A pre-step in disposal is to always check the date of disposal and calculate any unrecorded depreciation upto the date of disposal, and make a debit to depreciation expense against a credit to accumulated depreciation , to update accumulated depreciation, prior to making the recordings for disposal.

The former heuristic was to record disposals at book value (carrying amount) as a kind of disposal expense debit, along with a zeroing debit to accumulated depreciation (contra-asset), against a credit for the acquisition or revalued cost of the asset (the historical cost as recorded not including accumulated depreciation). A separate transaction was a credit of the purchase price to a special income account credit "proceeds from sale" , against a debit to cash in bank ,or in the case of exchange, against a debit to the new non-current asset account of the asset being acquired.

The new net method is to record the difference between the carrying amount and the sale price as a gain or loss, and any loss on scrapping of assets with residual value or loss on scrapping from removal costs as a net loss. The net gain or loss is then reported in the income statement, which previously could only be shown if a separate entries of disposal expense (residual value and disposal costs) and proceeds from sale were two items shown in the income statement regarding the assets disposal. This net method of asset disposal disclosure loses the disclosure of the residual value of the asset at disposal in the income statement.

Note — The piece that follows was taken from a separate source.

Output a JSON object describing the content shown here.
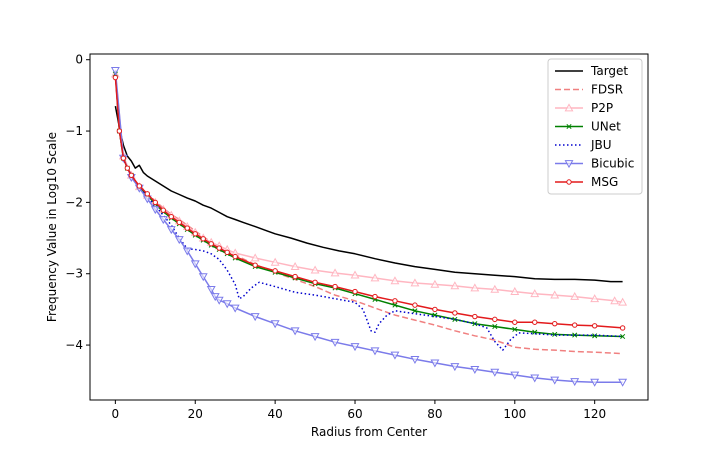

  • If the proceeds from sale is less than the book value, then the loss will be shown in the income statement when profit = income minus expenses. Gain is similar.
  • if the proceeds from sale is less than the fair value, but the fair value is greater than the book value, then the above still applies. But if proceeds from sale < fair value < book value, there may be an argument to do some fancy book work and record the impairment in asset value , e.g. as a impairment loss expense debit, and a accumulated impairment loss credit ( viewing impairment as a depreciation-like contra-asset account ). Some authorities suggest renaming accumulated depreciation to accumulated depreciation and impairment loss.
  • The other cases are book value < proceeds from sale < fair value, and book value < fair value < proceeds from sale. In the latter case, no one is worried who has put money in the company because a gain was made, but in the first a loss was made, despite the books showing a gain. Ideally , the book value should be revalued to fair value, the revaluation surplus recorded, and the book value adjusted before the sale. Then the loss would be shown in the income statement.